Visiting 60s Communist China With Ibn-e-Insha

This morning, I have finished listening to the reading of Ibn-e-Insha’s travelogue of China: چلتےحوتو چین چلیے (Chalte Ho to Chin Chaliye) on Storytel. The travelogue is written in the late 60s when Mao Tse Tung and Zhou En Lai and other early leaders of the revolution were still alive.

Insha lavishly praises red revolution and condemns the nationalists’ forces. The communist states in the 50s and 60s (it went on till the end of Soviet) used to invite the writers, artists, poets, scientists to their countries for showing the transformation of their societies.
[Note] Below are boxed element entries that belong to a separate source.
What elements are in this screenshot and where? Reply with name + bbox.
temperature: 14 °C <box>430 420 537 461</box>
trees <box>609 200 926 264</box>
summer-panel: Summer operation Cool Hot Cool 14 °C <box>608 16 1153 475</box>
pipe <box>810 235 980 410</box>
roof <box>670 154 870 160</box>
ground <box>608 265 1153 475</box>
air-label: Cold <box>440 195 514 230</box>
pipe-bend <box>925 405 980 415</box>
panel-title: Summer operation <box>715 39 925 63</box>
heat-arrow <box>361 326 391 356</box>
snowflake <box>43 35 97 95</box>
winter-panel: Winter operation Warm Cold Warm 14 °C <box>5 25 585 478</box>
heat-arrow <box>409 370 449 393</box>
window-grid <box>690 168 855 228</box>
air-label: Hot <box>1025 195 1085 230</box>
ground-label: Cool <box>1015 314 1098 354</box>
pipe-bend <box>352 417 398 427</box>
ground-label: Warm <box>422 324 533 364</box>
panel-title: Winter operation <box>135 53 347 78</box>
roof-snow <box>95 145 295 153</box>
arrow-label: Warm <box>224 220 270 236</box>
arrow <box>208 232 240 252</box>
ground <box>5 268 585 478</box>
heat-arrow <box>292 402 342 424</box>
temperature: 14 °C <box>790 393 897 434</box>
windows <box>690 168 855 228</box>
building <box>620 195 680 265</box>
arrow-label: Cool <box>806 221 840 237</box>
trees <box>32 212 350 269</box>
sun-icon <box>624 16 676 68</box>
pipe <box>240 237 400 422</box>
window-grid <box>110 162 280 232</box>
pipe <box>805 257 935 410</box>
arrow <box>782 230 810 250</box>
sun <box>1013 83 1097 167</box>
The Indians got regular invitations from Soviet Russia and Eastern European states. Pakistanis were invited by China. 60785398_10157505379136414_5254477025879523328_n

In the travelogue, Insha heaps praise on China. He seems to have been well paid by Chinese hosts. It is an outrightly commissioned work. That said, an important work in Urdu and South Asian literature, as there is very little written about China of those times, in first person narrative.

Insha reflects on the eccentricities of the fellow travellers. He talks about the obsession of Pakistanis to prove their Muslimhood to the world, especially when they are travelling. The Pakistanis who don’t know how to offer Namaz never went near the mosque, will learn how to pray, so that they can pray in the foreign mosques, especially in communist states.

While looking at China, Insha compares it to the making of Pakistan. He celebrates the commune system in China, how it has generated work for men and women, provisioned childcare. He mentions that even though Soviet Russians of the 60s have dumped Stalin, he is still respected in China.

The simplicity of Chinese leadership is applauded. He went to state that the communists were liberating forces for Muslim communities like Uighurs. The Chinese officials parade few Uighurs, who worship Mao as their saviour and with that Insha glorifies the communists for their vision to bring in diverse nationalities. It was a travelogue written in the 60s. I wonder what Insha would have said, if he was alive today, after the cultural revolution, Tiananmen square, economic reforms, concentration camps of Uighurs and brutal repression of Tibetans.

In its content, Insha’s Chinese travelogue is very similar to Balraj Sahni’s travelogue of Russia: (My Russian Travelogue) and as the Russian travelogue, Chinese travelogue, irrespective of the fact that it is a commissioned work, is still an important read.